Dima stood centre court facing them, arms stretched wide in welcome. He was wearing a fluffy blue crew-neck top with full-length sleeves, and long black shorts that reached below his knees. A sunshade like a green beak stuck out from his bald head, which was already glistening in the early sun. Perry said he wondered whether Dima had oiled it. To complement his bejewelled Rolex, a gold trinket chain of vaguely mystical connotation adorned his huge neck: another glint, another distraction.
But Dima, to Gail’s surprise, was not, at the moment of her entry, the main event, she said. Arranged on the spectators’ stand behind him was a mixed – and to her eye weird – assembly of children and adults.

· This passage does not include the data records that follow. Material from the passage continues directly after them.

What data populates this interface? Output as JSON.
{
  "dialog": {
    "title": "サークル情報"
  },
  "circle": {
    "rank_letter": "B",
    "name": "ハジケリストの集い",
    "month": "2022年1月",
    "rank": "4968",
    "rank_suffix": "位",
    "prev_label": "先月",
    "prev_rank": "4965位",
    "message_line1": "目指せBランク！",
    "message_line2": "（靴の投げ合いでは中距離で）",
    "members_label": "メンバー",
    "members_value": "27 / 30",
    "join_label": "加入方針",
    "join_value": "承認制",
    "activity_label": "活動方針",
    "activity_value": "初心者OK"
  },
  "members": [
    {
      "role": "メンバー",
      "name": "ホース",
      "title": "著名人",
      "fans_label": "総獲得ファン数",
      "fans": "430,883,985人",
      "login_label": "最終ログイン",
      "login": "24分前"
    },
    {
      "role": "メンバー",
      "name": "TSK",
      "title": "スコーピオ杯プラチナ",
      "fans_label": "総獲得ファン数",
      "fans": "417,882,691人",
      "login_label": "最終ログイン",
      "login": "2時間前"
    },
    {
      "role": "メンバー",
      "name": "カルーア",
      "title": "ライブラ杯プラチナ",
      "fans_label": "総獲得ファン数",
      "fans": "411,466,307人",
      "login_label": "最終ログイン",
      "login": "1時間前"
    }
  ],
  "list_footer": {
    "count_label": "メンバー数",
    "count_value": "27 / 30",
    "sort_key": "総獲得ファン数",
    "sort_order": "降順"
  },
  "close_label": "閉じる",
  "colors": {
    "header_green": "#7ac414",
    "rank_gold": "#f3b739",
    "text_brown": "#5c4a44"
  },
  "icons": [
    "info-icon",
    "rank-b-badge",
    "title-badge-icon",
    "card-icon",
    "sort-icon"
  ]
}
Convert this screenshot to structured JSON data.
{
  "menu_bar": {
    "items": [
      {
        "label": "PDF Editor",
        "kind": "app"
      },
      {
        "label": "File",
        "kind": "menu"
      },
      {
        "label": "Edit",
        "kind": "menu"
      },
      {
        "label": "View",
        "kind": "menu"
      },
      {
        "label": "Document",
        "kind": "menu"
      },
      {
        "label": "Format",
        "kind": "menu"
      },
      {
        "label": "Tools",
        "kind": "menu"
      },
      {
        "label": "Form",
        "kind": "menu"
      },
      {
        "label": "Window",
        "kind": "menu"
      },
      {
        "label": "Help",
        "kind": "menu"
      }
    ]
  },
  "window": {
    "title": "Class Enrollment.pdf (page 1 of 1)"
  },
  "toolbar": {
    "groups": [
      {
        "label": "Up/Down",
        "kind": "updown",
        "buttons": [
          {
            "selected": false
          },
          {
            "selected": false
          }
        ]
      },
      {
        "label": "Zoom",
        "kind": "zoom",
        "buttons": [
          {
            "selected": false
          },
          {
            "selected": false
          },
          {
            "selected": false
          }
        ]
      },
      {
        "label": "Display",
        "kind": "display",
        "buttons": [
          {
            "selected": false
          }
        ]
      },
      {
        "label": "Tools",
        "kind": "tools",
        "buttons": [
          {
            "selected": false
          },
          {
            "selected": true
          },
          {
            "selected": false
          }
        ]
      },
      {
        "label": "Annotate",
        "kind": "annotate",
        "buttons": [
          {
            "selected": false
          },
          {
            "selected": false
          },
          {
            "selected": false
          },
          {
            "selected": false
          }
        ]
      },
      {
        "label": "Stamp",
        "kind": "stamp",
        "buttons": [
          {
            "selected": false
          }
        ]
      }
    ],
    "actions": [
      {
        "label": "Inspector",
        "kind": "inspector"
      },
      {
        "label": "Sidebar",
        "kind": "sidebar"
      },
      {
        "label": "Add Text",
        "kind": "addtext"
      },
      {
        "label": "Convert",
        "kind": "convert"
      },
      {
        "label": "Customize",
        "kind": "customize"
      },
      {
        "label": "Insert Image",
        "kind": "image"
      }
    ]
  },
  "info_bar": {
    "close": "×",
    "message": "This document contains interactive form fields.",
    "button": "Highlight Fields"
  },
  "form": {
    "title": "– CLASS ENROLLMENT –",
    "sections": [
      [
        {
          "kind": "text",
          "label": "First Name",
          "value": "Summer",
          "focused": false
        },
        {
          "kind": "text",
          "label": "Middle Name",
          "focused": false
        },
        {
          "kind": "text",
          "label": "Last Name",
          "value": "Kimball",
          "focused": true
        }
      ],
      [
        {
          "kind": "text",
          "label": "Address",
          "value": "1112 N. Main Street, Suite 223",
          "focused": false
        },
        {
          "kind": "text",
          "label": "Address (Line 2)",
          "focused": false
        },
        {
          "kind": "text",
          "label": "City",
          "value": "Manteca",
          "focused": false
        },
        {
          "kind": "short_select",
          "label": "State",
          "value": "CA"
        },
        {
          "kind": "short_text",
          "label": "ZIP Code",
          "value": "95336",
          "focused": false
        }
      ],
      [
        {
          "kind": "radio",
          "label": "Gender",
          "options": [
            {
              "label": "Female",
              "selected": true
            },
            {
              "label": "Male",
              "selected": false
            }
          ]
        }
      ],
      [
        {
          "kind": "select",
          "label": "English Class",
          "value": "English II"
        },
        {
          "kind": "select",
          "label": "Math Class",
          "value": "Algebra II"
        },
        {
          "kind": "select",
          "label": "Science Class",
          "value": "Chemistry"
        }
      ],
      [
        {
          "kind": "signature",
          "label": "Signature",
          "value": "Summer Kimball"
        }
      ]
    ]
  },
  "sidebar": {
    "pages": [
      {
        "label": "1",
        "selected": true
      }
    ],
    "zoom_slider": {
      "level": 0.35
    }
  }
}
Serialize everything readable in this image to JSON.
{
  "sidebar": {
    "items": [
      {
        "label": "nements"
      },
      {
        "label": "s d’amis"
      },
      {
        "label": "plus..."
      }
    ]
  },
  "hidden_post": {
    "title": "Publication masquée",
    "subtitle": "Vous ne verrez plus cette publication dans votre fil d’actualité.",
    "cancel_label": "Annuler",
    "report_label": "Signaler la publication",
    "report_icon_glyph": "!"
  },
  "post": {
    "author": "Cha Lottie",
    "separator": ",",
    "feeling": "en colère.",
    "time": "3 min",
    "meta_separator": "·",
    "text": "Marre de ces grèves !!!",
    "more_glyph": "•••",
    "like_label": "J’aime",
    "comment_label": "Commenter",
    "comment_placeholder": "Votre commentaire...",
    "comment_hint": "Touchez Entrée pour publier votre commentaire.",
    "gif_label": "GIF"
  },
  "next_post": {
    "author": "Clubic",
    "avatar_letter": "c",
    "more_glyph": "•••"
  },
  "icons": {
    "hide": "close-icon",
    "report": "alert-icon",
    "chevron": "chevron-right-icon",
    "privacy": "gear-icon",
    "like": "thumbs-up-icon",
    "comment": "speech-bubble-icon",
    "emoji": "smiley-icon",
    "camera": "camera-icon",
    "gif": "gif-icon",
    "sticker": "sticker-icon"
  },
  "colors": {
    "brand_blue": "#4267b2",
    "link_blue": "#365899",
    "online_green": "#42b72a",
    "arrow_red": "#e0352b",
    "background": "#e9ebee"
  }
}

‘Like a bunch of gloomy waxworks,’ she protested. ‘It wasn’t just their overdressed presence at the ungodly hour of seven in the morning. It was their total silence and their sullenness. I took a seat on the empty bottom row and thought, Christ, what is this? A people’s tribunal, or a church parade, or what?’
Even the children seemed estranged from each other. They caught her eye at once. Children did. She counted four of them.
‘Two mopy-looking little girls of around five and seven in dark frocks and sunhats squeezed together beside a buxom black woman who was apparently some sort of minder,’ she said, determined not to let her feelings run ahead of her before time. ‘And two flaxen-haired teenaged boys in freckles and tennis gear. And all looking so down in the mouth you’d think they’d been kicked out of bed and dragged there as a punishment.’
As to the adults, they were just so alien, so oversized and so other, that they could have stepped out of a Charles Addams cartoon, she went on. And it wasn’t only their town clothes or 1970s hairstyles. Or the fact that the women despite the heat were dressed for darkest winter. It was their shared gloom.
‘Why’s nobody talking?’ she whispered to Mark, who had materialized uninvited in the seat beside her.